The Sacramental Leadership of the Priest - Prof. Michael F. Hull, New York

Jesus Christ is priest, prophet, and king. Through their ordination and its concomitant ontological change, priests are so formed to Christ that it becomes theirs to act as "other Christs" in the triple office of sanctifying (munus sanctificandi), teaching (munus docendi), and governing (munus regendi). It is through their ordination that priests "are configured to Christ in such a way that they are able to act in the person of Christ the head" (Lumen gentium, n. 28 and Presbyterorum ordinis, nn. 2 and 13). The principal realization of action in persona Christi is the confection of the Holy Eucharist. For it is to the Eucharist that "the other sacraments, and indeed all ecclesiastical ministries and works of the apostolate are bound up and directed" (PO, n. 5 and cf. St. Thomas Aquinas, Summa theologiae, III, q. 73, art. 3). It is from the sacrificial altar that the sacramental leadership of the priesthood flows, and it is at the altar that sacramental leadership is manifested.

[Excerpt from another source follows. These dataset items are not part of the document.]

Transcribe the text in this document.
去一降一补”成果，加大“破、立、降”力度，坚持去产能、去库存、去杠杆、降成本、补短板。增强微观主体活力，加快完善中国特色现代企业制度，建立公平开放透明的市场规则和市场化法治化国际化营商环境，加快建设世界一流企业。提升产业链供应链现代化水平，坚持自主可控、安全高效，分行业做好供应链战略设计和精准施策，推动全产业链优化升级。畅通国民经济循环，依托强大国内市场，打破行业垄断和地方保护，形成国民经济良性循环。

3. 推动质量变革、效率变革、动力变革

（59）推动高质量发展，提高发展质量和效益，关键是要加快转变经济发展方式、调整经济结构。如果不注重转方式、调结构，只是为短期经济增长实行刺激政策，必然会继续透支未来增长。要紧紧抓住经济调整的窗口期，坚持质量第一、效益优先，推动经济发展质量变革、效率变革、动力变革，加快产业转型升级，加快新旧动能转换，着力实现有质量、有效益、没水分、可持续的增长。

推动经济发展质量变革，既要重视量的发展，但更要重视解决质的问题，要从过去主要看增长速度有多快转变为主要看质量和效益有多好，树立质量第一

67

That same sacramental leadership extends itself to fashion the role of the priest in the life of the Church. It is the priest, as a sharer in Christ’s priesthood, who is not only able to offer the Sacrifice of the Mass, but is also able to extend the healing mercy of God in the Sacraments of Penance and Extreme Unction (Matt 16:18-19 and Jas 5:14-15). It is the priest, as a sharer in Christ’s prophetic mission, who is able to speak in the name of Christ and His Church by preaching and teaching (PO, n. 5). And it is the priest, as a sharer in Christ’s kingship, who may exercise governance so that only a priest may be the pastor of souls or hold the episcopal office (PO, nn. 6 and 7). The indelible spiritual character of ordination enables and facilitates the priest’s responsibility in the sacramental mission of the Church.

In fact, the indelible mark on the souls of priests is a unique sign and symbol of Christ’s continued presence in His Church. As expressed so beautifully in the Letter to the Hebrews, Jesus Christ is the high priest whose singular sacrifice on Calvary effected the salvation of all men once and for all insofar as He offered up Himself (7:26-28). This once-and-for-all sacrifice is re-presented in each and every Mass celebrated by the priests of the Church. Since the Eucharist is "the source and summit of the Christian life" (LG, n. 11), the sacramental leadership of the priest is immediately apparent as he utters the words of consecration and distributes the sacred species to the mystici corporis Christi.

"For priests, as ministers of sacred things, are first and foremost ministers of the Sacrifice of the Mass: the role is utterly irreplaceable, because without the priest there can be no eucharistic offering" (Pastores dabo vobis, n. 48). This utterly irreplaceable role of the priest is the foundation of his part in Christ’s plan for the salvation of the world through the Church. At once, the priest’s role is not only holy but central. It finds its origin and its end in the sacraments, and it finds itself at the epicenter of the divine eucharistic mystery. The priest, then, by virtue of his ordination is a sacramental leader in the Church, an alter Christus, whose sacred duty it is "to proclaim the Lord’s death until He comes" (1 Cor 11:26).